John C. Hull, principal from 1895 to 1902, instituted the commercial course in 1901. He was also instrumental in raising by subscription sufficient funds to purchase pictures and statues to decorate the classrooms. His successor, Charles A. Adams, who was principal until June 1907 is notable for having encouraged such extracurricular activities as the first school orchestra (1903), the first girls' glee club and the first A.A.A.Constitution in 1906. In 1904 the teaching of Greek was discontinued. Between 1904 and 1906 the custom of giving a Senior play became firmly established although many classes had presented plays before. In May of 1892 the Senior class staged "The Merchant of Venice" at the Opera House (the upstairs of the Town Hall) and made a profit of one hundred dollars.

In 1908 the population of Adams was approximately the same as it is today. The High School building designed for 150 pupils then had an enrollment of 190.

As a first step in expansion, the twelve hot air furnaces in the basements of the Liberty Street Grade School and the High School were replaced by a separate underground heating plant with two steam boilers. In both buildings was installed a direct and indirect heating and ventilating system with thermostatic control.

During 1909 the High School was remodeled and enlarged.
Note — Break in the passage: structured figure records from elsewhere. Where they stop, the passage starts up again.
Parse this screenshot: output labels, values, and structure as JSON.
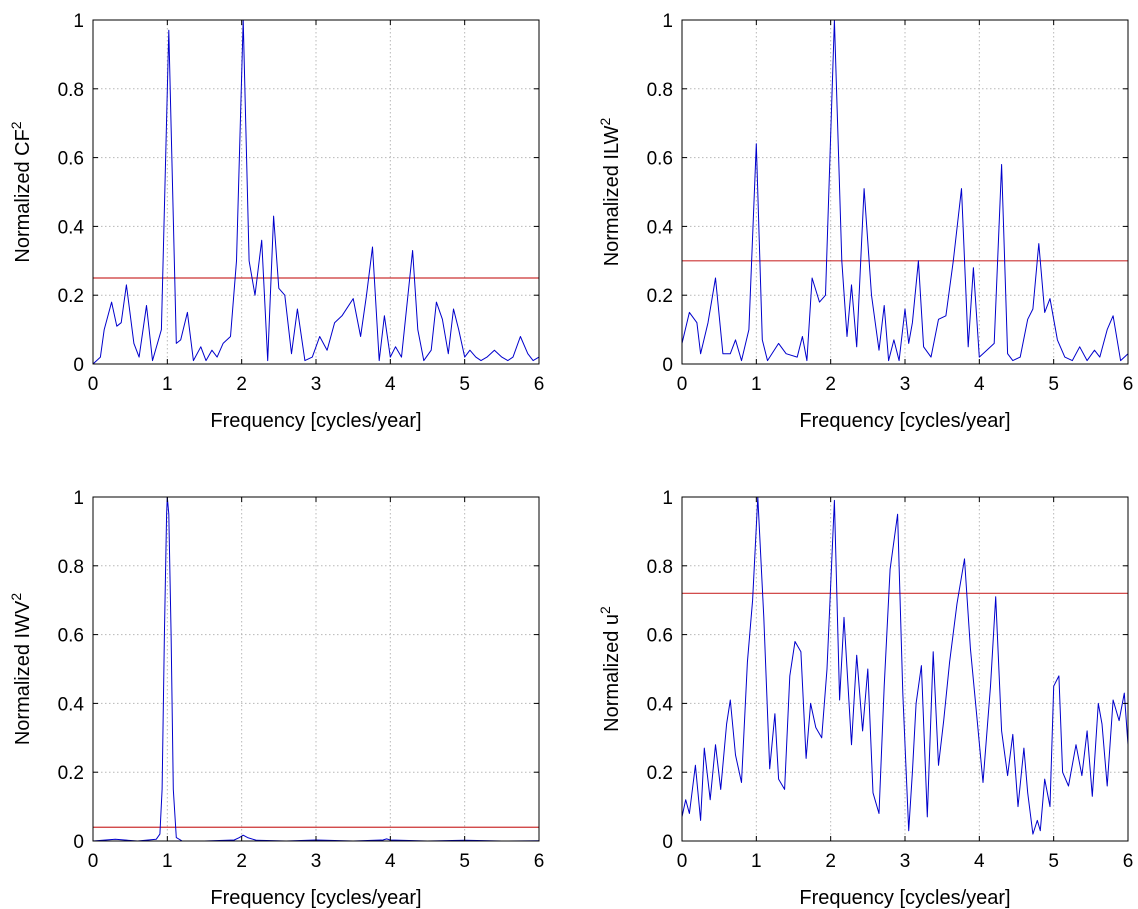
{
  "chart_data": [
    {
      "type": "line",
      "xlabel": "Frequency [cycles/year]",
      "ylabel": "Normalized CF",
      "ylabel_sup": "2",
      "xlim": [
        0,
        6
      ],
      "ylim": [
        0,
        1
      ],
      "xticks": [
        0,
        1,
        2,
        3,
        4,
        5,
        6
      ],
      "yticks": [
        0,
        0.2,
        0.4,
        0.6,
        0.8,
        1
      ],
      "xtick_labels": [
        "0",
        "1",
        "2",
        "3",
        "4",
        "5",
        "6"
      ],
      "ytick_labels": [
        "0",
        "0.2",
        "0.4",
        "0.6",
        "0.8",
        "1"
      ],
      "grid": true,
      "threshold": 0.25,
      "colors": {
        "series": "#0000cc",
        "threshold": "#cc3333"
      },
      "x": [
        0,
        0.1,
        0.15,
        0.25,
        0.32,
        0.38,
        0.45,
        0.55,
        0.62,
        0.72,
        0.8,
        0.92,
        1.02,
        1.12,
        1.18,
        1.27,
        1.35,
        1.45,
        1.52,
        1.6,
        1.67,
        1.75,
        1.85,
        1.93,
        2.02,
        2.1,
        2.18,
        2.27,
        2.35,
        2.43,
        2.5,
        2.58,
        2.67,
        2.75,
        2.85,
        2.95,
        3.05,
        3.15,
        3.25,
        3.35,
        3.5,
        3.6,
        3.68,
        3.76,
        3.85,
        3.92,
        4.0,
        4.07,
        4.15,
        4.3,
        4.37,
        4.45,
        4.55,
        4.62,
        4.7,
        4.78,
        4.85,
        4.92,
        5.0,
        5.07,
        5.15,
        5.22,
        5.3,
        5.4,
        5.5,
        5.58,
        5.65,
        5.75,
        5.85,
        5.92,
        6.0
      ],
      "y": [
        0.0,
        0.02,
        0.1,
        0.18,
        0.11,
        0.12,
        0.23,
        0.06,
        0.02,
        0.17,
        0.01,
        0.1,
        0.97,
        0.06,
        0.07,
        0.15,
        0.01,
        0.05,
        0.01,
        0.04,
        0.02,
        0.06,
        0.08,
        0.3,
        1.0,
        0.3,
        0.2,
        0.36,
        0.01,
        0.43,
        0.22,
        0.2,
        0.03,
        0.16,
        0.01,
        0.02,
        0.08,
        0.04,
        0.12,
        0.14,
        0.19,
        0.08,
        0.2,
        0.34,
        0.01,
        0.14,
        0.02,
        0.05,
        0.02,
        0.33,
        0.1,
        0.01,
        0.04,
        0.18,
        0.13,
        0.03,
        0.16,
        0.1,
        0.02,
        0.04,
        0.02,
        0.01,
        0.02,
        0.04,
        0.02,
        0.01,
        0.02,
        0.08,
        0.03,
        0.01,
        0.02
      ]
    },
    {
      "type": "line",
      "xlabel": "Frequency [cycles/year]",
      "ylabel": "Normalized ILW",
      "ylabel_sup": "2",
      "xlim": [
        0,
        6
      ],
      "ylim": [
        0,
        1
      ],
      "xticks": [
        0,
        1,
        2,
        3,
        4,
        5,
        6
      ],
      "yticks": [
        0,
        0.2,
        0.4,
        0.6,
        0.8,
        1
      ],
      "xtick_labels": [
        "0",
        "1",
        "2",
        "3",
        "4",
        "5",
        "6"
      ],
      "ytick_labels": [
        "0",
        "0.2",
        "0.4",
        "0.6",
        "0.8",
        "1"
      ],
      "grid": true,
      "threshold": 0.3,
      "colors": {
        "series": "#0000cc",
        "threshold": "#cc3333"
      },
      "x": [
        0,
        0.1,
        0.2,
        0.25,
        0.35,
        0.45,
        0.55,
        0.65,
        0.72,
        0.8,
        0.9,
        1.0,
        1.08,
        1.15,
        1.3,
        1.4,
        1.55,
        1.62,
        1.68,
        1.75,
        1.85,
        1.93,
        2.05,
        2.15,
        2.22,
        2.28,
        2.35,
        2.45,
        2.55,
        2.65,
        2.72,
        2.78,
        2.85,
        2.92,
        3.0,
        3.05,
        3.1,
        3.18,
        3.25,
        3.35,
        3.45,
        3.55,
        3.65,
        3.76,
        3.85,
        3.92,
        4.0,
        4.1,
        4.2,
        4.3,
        4.38,
        4.45,
        4.55,
        4.65,
        4.72,
        4.8,
        4.88,
        4.95,
        5.05,
        5.15,
        5.25,
        5.35,
        5.45,
        5.55,
        5.62,
        5.72,
        5.8,
        5.9,
        6.0
      ],
      "y": [
        0.06,
        0.15,
        0.12,
        0.03,
        0.12,
        0.25,
        0.03,
        0.03,
        0.07,
        0.01,
        0.1,
        0.64,
        0.07,
        0.01,
        0.06,
        0.03,
        0.02,
        0.08,
        0.01,
        0.25,
        0.18,
        0.2,
        1.0,
        0.3,
        0.08,
        0.23,
        0.05,
        0.51,
        0.2,
        0.04,
        0.17,
        0.01,
        0.07,
        0.01,
        0.16,
        0.06,
        0.12,
        0.3,
        0.05,
        0.02,
        0.13,
        0.14,
        0.3,
        0.51,
        0.05,
        0.28,
        0.02,
        0.04,
        0.06,
        0.58,
        0.03,
        0.01,
        0.02,
        0.13,
        0.16,
        0.35,
        0.15,
        0.19,
        0.07,
        0.02,
        0.01,
        0.05,
        0.01,
        0.04,
        0.02,
        0.1,
        0.14,
        0.01,
        0.03
      ]
    },
    {
      "type": "line",
      "xlabel": "Frequency [cycles/year]",
      "ylabel": "Normalized IWV",
      "ylabel_sup": "2",
      "xlim": [
        0,
        6
      ],
      "ylim": [
        0,
        1
      ],
      "xticks": [
        0,
        1,
        2,
        3,
        4,
        5,
        6
      ],
      "yticks": [
        0,
        0.2,
        0.4,
        0.6,
        0.8,
        1
      ],
      "xtick_labels": [
        "0",
        "1",
        "2",
        "3",
        "4",
        "5",
        "6"
      ],
      "ytick_labels": [
        "0",
        "0.2",
        "0.4",
        "0.6",
        "0.8",
        "1"
      ],
      "grid": true,
      "threshold": 0.04,
      "colors": {
        "series": "#0000cc",
        "threshold": "#cc3333"
      },
      "x": [
        0,
        0.3,
        0.6,
        0.85,
        0.9,
        0.93,
        0.96,
        0.99,
        1.0,
        1.02,
        1.05,
        1.08,
        1.12,
        1.2,
        1.5,
        1.9,
        1.97,
        2.02,
        2.08,
        2.2,
        2.6,
        3.0,
        3.5,
        3.9,
        3.95,
        4.0,
        4.5,
        5.0,
        5.5,
        6.0
      ],
      "y": [
        0.0,
        0.005,
        0.0,
        0.005,
        0.02,
        0.15,
        0.6,
        0.95,
        1.0,
        0.95,
        0.6,
        0.15,
        0.01,
        0.0,
        0.0,
        0.003,
        0.01,
        0.017,
        0.01,
        0.002,
        0.0,
        0.003,
        0.0,
        0.003,
        0.006,
        0.003,
        0.0,
        0.002,
        0.0,
        0.001
      ]
    },
    {
      "type": "line",
      "xlabel": "Frequency [cycles/year]",
      "ylabel": "Normalized u",
      "ylabel_sup": "2",
      "xlim": [
        0,
        6
      ],
      "ylim": [
        0,
        1
      ],
      "xticks": [
        0,
        1,
        2,
        3,
        4,
        5,
        6
      ],
      "yticks": [
        0,
        0.2,
        0.4,
        0.6,
        0.8,
        1
      ],
      "xtick_labels": [
        "0",
        "1",
        "2",
        "3",
        "4",
        "5",
        "6"
      ],
      "ytick_labels": [
        "0",
        "0.2",
        "0.4",
        "0.6",
        "0.8",
        "1"
      ],
      "grid": true,
      "threshold": 0.72,
      "colors": {
        "series": "#0000cc",
        "threshold": "#cc3333"
      },
      "x": [
        0,
        0.05,
        0.1,
        0.18,
        0.25,
        0.3,
        0.38,
        0.45,
        0.52,
        0.6,
        0.65,
        0.72,
        0.8,
        0.88,
        0.95,
        1.02,
        1.1,
        1.18,
        1.25,
        1.3,
        1.38,
        1.45,
        1.52,
        1.6,
        1.67,
        1.73,
        1.8,
        1.88,
        1.95,
        2.05,
        2.12,
        2.18,
        2.28,
        2.35,
        2.43,
        2.5,
        2.57,
        2.65,
        2.72,
        2.8,
        2.9,
        2.97,
        3.05,
        3.1,
        3.15,
        3.22,
        3.3,
        3.38,
        3.45,
        3.52,
        3.6,
        3.7,
        3.8,
        3.88,
        3.95,
        4.05,
        4.15,
        4.22,
        4.3,
        4.38,
        4.45,
        4.52,
        4.6,
        4.65,
        4.72,
        4.78,
        4.82,
        4.88,
        4.95,
        5.0,
        5.07,
        5.12,
        5.2,
        5.3,
        5.38,
        5.45,
        5.52,
        5.6,
        5.65,
        5.72,
        5.8,
        5.88,
        5.95,
        6.0
      ],
      "y": [
        0.07,
        0.12,
        0.08,
        0.22,
        0.06,
        0.27,
        0.12,
        0.28,
        0.15,
        0.34,
        0.41,
        0.25,
        0.17,
        0.52,
        0.7,
        1.0,
        0.65,
        0.21,
        0.37,
        0.18,
        0.15,
        0.48,
        0.58,
        0.55,
        0.24,
        0.4,
        0.33,
        0.3,
        0.5,
        0.99,
        0.41,
        0.65,
        0.28,
        0.54,
        0.32,
        0.5,
        0.14,
        0.08,
        0.45,
        0.79,
        0.95,
        0.43,
        0.03,
        0.2,
        0.4,
        0.51,
        0.07,
        0.55,
        0.22,
        0.35,
        0.52,
        0.69,
        0.82,
        0.56,
        0.4,
        0.17,
        0.45,
        0.71,
        0.32,
        0.19,
        0.31,
        0.1,
        0.27,
        0.14,
        0.02,
        0.06,
        0.03,
        0.18,
        0.1,
        0.45,
        0.48,
        0.2,
        0.16,
        0.28,
        0.19,
        0.32,
        0.13,
        0.4,
        0.34,
        0.16,
        0.41,
        0.35,
        0.43,
        0.28
      ]
    }
  ]
}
The remodeling involved removing all partitions on the second floor to provide an assembly room capable of seating 450 people and a stage with two small dressing rooms. The first floor was changed to provide a typing room, a classroom, a library, a reception room, a retiring room for teachers, and offices for the principal and superintendent. In the basement of the original section a lunch counter and lunch room proved a welcome adjunct to the one session day. The basement of the new section afforded ample space for a manual training shop and a domestic arts department. These courses were added to the curriculum in 1912. The new physics and chemistry laboratories on the third floor of the annex had an even more important effect on the curriculum. They provided the first adequate facilities for scientific studies.

In 1909 the town of Cheshire discontinued its High School and its students were sent as tuition pupils to the now "spacious halls" of Adams High.

Until 1951, changes to the building were minor and infrequent. In 1937 wardrobes in the first and second floor corridors were removed. In 1938, John J. Grosz, then teacher of chemistry and physics, installed a loud speaker system to enable the principal to speak to the entire school without an assembly.